By Steven Cole Smith
October 21, 2011
Let's clear this up first: When the Beetle was revived in 1998, Volkswagen called it the "New Beetle," which has been the model's official name since. But now that there really is a new New Beetle, VW has dropped the official "New" for 2012, so this is just the Beetle again.
But yes, it is new. VW has updated the New Beetle a few times, but the car was getting pretty long in the tooth by 2010 (there was no 2011 model), and the company actually considered dropping the Beetle entirely. Fortunately they reconsidered, recasting the Beetle in a slightly more masculine form that VW hopes will raise the percentage of male buyers. Gone, for example, is the little plastic flower vase on the dashboard.
The 2012 Beetle, especially in photos, looks sort of like a last-generation New Beetle that has been flattened a little. In person, it has a surprisingly strong presence, and our test car drew a lot of attention — about half the people who commented on it thought it was a customized New Beetle, while the rest knew it was an all-new car.
And it is — this is no mere facelift. Yes, there are familiar features from the last model, such as the 2.5-liter, five-cylinder engine, but this is a new car, about 3.3 inches wider and 6 inches longer than the New Beetle. This doesn't mean the Beetle is luxury car-sized, but the added length and width is welcome inside, especially the extra elbow room.
Inside, the 2012 Beetle has a great look. The dashboard on the test car matched the red exterior color, and instruments and gauges have a classy, contemporary look. The "leatherette" bucket seats were comfortable, though it took a lot of adjusting to find a comfortable position. Rear seats remain better for kids than adults. There is 15.4 cubic feet of luggage space, which almost doubles with the rear seat folded down.
The base engine has 170 horsepower, and transmission choice is a six-speed automatic or five-speed manual. Our car had the automatic, and it worked hard to maximize the engine's adequate power.
Far sportier is the smaller but more powerful 2-liter turbocharged four-cylinder engine with 200 horsepower. The turbo engine actually gets better mileage than the base engine — an EPA-rated 22 mpg city, 30 mpg on the highway with the automatic transmission, compared to 20/29 with the powertrain in the test car. The turbo engine likes premium gas, but the base engine is fine with regular. A six-speed manual or automatic is offered with the turbo.
The Beetle was one of those cars that the more I drove it, the more I liked it, which is not uncommon on German cars. (Or, at least, cars designed in Germany — the Beetle is built in Mexico, as was the last generation.) Handling is very good, steering is precise but a little light, and the brakes are excellent. The highway ride is supple, with some, but not too much, road feel. Aside from some engine noise under acceleration, it's very quiet inside.

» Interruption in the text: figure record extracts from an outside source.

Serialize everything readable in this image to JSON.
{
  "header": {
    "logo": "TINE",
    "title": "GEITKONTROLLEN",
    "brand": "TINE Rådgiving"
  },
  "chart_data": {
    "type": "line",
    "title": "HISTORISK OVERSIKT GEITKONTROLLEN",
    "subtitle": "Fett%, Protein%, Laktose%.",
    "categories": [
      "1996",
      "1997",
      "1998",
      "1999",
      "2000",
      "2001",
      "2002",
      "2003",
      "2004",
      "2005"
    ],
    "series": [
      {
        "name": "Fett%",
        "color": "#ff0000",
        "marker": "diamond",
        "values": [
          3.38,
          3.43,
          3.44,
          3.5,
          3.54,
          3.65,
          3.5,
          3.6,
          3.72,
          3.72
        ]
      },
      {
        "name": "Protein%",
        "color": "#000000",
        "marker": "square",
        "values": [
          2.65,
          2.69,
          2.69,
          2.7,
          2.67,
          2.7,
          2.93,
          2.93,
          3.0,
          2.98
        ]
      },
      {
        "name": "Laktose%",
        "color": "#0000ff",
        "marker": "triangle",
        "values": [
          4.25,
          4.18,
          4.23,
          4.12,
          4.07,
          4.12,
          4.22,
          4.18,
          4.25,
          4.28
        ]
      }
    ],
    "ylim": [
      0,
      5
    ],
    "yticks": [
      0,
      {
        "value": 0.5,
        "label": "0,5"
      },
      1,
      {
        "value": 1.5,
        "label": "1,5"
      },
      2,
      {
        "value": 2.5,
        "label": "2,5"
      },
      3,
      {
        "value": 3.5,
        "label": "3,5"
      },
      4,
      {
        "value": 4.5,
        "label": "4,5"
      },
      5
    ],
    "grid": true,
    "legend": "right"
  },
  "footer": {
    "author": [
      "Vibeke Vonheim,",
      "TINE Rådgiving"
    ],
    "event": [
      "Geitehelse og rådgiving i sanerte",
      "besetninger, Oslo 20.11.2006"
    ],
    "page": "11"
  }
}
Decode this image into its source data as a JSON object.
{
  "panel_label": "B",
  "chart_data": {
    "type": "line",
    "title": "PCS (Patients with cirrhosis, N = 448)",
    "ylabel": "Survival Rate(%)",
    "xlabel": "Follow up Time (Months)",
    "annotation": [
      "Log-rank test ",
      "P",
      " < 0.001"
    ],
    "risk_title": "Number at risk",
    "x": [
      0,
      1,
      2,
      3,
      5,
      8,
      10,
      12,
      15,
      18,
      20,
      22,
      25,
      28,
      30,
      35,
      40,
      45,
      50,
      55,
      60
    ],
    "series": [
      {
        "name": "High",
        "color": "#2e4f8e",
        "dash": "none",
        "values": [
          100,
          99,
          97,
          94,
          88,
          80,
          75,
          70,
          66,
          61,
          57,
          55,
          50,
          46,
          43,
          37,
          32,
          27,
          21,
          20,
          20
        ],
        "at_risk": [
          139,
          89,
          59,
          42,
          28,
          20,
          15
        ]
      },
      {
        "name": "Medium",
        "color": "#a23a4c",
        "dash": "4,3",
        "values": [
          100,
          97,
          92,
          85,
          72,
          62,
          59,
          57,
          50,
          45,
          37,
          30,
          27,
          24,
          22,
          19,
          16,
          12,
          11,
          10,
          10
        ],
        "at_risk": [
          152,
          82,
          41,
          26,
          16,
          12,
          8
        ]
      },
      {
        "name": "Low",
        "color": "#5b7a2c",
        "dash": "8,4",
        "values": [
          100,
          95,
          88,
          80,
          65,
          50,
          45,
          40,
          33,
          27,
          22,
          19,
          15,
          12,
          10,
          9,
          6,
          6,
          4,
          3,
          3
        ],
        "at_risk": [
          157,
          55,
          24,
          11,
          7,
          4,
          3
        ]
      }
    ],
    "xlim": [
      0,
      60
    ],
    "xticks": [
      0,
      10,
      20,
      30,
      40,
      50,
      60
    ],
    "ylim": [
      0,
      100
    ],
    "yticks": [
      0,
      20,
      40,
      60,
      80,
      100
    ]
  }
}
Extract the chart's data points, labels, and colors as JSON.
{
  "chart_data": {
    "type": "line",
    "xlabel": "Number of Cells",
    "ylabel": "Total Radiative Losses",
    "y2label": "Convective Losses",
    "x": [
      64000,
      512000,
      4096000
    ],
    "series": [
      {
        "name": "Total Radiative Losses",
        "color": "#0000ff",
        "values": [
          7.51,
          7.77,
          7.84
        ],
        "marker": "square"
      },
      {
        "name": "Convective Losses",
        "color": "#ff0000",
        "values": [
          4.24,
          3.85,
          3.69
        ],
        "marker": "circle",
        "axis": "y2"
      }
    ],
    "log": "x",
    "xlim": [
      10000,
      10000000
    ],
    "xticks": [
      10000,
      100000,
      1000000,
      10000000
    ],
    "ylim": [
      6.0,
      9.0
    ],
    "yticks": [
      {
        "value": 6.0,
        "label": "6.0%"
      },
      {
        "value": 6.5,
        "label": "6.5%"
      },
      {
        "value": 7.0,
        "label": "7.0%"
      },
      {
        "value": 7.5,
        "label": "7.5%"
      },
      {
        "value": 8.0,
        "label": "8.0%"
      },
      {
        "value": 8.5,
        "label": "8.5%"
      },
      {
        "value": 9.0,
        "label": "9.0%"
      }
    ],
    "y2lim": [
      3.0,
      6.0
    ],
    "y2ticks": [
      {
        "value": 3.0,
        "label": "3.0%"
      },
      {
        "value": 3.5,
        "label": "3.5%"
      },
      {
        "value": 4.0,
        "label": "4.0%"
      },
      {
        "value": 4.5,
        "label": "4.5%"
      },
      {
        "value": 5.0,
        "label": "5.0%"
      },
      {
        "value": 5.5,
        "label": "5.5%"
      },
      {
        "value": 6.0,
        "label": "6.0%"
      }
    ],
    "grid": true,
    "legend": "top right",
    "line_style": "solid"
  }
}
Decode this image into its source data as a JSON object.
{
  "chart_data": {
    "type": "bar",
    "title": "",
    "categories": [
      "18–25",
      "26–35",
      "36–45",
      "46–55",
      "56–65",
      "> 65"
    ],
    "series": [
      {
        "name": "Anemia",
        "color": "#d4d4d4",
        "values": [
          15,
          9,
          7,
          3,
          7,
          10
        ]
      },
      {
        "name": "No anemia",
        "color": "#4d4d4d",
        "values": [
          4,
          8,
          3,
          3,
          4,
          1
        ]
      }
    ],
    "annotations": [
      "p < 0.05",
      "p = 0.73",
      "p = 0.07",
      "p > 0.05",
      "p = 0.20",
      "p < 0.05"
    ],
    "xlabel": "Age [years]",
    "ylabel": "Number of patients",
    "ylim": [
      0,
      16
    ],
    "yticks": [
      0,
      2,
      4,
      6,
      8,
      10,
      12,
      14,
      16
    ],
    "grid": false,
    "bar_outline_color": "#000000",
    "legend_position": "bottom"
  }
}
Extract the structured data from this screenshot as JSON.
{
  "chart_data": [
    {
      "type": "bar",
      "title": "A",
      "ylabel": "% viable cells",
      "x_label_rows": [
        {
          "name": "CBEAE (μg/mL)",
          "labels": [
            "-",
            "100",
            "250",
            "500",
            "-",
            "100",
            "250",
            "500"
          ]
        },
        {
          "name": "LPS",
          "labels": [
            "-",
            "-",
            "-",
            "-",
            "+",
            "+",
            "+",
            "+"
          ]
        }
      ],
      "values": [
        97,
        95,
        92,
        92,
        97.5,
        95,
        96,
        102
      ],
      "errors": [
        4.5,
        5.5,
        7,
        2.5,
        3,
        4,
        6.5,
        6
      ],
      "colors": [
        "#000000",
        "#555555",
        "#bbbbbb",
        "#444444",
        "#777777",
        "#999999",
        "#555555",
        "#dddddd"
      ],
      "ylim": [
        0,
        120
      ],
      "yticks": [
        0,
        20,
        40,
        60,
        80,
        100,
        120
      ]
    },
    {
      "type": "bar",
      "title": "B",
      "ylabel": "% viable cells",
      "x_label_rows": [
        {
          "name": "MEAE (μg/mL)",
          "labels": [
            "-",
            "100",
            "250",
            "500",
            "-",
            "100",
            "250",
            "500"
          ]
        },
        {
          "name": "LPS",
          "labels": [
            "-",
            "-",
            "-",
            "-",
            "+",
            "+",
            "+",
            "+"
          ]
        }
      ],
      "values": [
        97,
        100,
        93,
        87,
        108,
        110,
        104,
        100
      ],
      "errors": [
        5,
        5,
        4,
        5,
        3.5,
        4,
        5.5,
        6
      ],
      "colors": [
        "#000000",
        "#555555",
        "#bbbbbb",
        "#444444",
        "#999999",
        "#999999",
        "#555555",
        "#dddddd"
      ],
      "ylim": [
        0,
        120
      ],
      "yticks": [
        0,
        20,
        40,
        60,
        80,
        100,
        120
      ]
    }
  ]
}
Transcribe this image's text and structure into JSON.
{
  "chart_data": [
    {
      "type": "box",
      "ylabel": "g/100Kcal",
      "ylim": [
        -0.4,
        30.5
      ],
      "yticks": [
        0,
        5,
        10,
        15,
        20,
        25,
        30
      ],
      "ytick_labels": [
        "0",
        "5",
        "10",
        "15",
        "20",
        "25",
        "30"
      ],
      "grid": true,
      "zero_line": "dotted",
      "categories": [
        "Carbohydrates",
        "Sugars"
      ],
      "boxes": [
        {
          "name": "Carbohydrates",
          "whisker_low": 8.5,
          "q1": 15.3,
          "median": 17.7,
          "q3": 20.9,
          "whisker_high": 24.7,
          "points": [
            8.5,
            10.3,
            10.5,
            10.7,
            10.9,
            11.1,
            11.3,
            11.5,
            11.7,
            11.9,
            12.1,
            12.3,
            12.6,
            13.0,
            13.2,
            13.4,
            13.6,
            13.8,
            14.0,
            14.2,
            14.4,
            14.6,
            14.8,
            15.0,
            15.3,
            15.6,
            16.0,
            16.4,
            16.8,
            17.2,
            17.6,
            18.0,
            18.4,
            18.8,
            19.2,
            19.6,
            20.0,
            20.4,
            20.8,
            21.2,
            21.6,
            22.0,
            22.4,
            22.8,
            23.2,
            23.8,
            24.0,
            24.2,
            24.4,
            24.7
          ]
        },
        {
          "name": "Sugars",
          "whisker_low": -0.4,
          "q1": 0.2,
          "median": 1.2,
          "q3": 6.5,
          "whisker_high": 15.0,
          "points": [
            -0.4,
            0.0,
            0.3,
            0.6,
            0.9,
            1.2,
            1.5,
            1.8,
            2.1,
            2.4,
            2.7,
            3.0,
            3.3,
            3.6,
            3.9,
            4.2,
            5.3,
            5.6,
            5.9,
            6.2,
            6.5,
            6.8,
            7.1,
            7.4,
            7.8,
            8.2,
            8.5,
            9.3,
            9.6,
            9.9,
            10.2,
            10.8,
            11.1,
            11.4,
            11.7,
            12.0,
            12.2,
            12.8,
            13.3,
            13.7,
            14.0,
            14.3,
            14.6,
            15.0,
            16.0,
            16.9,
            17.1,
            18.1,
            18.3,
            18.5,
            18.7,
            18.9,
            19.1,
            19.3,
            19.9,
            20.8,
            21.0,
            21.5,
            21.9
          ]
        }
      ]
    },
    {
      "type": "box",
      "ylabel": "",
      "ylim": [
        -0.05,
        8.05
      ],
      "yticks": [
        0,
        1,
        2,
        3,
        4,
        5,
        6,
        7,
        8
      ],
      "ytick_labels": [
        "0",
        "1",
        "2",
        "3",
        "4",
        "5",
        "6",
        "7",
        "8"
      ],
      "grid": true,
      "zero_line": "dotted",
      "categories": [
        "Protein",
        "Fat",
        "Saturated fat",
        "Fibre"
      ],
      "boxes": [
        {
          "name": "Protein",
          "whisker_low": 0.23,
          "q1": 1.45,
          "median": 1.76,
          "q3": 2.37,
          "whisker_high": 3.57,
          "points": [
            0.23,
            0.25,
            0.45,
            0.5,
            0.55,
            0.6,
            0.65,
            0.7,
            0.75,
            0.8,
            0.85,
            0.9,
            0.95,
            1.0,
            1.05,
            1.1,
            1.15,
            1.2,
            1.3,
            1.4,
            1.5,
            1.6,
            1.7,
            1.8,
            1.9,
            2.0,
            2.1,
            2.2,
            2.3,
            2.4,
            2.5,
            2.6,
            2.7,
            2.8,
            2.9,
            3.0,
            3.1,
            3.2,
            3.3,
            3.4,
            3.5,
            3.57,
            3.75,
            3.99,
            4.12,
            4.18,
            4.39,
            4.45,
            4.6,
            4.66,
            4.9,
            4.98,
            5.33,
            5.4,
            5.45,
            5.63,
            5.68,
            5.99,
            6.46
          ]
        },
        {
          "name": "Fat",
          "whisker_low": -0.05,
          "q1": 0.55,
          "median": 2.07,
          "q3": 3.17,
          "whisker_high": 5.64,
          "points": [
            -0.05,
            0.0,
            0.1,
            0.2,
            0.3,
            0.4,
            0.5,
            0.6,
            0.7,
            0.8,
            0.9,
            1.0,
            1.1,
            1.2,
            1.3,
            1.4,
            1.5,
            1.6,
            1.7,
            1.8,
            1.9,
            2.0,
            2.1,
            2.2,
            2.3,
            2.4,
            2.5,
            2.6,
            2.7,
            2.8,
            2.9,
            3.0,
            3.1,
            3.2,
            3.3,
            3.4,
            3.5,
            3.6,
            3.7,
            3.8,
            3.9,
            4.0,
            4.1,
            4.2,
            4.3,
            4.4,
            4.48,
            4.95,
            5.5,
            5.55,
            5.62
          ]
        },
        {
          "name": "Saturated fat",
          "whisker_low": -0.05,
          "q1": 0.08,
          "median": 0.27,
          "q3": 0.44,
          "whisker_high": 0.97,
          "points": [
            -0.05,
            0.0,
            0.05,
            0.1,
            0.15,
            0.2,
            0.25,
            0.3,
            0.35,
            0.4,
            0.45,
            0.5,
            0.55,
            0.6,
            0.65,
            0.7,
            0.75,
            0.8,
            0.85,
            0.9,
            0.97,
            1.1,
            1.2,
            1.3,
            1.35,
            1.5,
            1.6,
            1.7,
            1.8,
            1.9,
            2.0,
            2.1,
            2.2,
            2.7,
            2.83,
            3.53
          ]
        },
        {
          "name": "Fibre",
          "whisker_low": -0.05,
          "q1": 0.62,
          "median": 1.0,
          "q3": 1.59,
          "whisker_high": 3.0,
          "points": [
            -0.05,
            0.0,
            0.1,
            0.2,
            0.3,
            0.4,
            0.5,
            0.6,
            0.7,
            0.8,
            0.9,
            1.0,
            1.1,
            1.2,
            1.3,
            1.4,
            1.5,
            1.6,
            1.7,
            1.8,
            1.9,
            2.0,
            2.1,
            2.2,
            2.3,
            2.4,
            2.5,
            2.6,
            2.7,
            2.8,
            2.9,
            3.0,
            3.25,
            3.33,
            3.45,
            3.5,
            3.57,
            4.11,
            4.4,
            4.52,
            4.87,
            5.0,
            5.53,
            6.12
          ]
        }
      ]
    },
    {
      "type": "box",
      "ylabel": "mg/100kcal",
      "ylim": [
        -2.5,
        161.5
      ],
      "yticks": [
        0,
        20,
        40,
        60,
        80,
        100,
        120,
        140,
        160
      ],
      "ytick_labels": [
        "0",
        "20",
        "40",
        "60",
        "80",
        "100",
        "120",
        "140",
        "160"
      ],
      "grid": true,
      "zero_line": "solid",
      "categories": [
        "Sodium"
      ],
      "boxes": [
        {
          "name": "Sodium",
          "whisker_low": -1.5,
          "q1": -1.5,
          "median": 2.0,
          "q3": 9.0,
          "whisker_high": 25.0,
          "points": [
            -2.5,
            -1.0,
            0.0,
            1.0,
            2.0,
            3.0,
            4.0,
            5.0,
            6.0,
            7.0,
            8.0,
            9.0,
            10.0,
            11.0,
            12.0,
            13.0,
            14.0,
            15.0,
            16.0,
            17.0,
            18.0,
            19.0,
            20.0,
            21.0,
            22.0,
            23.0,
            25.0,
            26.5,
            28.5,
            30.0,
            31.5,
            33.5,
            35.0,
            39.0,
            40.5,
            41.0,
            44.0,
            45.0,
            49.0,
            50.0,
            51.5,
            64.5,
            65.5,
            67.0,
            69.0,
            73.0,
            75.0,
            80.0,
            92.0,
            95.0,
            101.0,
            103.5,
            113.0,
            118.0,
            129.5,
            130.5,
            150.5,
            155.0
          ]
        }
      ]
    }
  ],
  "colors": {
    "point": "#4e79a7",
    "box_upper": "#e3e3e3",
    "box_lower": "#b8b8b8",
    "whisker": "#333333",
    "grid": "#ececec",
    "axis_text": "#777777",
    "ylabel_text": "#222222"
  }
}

Like a lot of Volkswagen models, there's a pretty substantial price spread from the cheapest to the most expensive model. Starting price is $18,995 (plus $770 in shipping), and climbs to just over $29,000 for a loaded turbocharged model. The test car was $25,965, including shipping, but it had a lot of features, including the automatic transmission ($1,100), a big sunroof, a Fender sound system with Sirius satellite radio, a navigation system and very pretty 18-inch alloy wheels. Don't expect to see many of those $18,995 Beetles on dealer lots for a while — the company is rolling out some of the higher-priced packages first.
VW has done an excellent job of maintaining the Beetle tradition, while updating and improving the car in every possible way. I liked the New Beetle but was never interested in owning one — this new Beetle, though, changes that.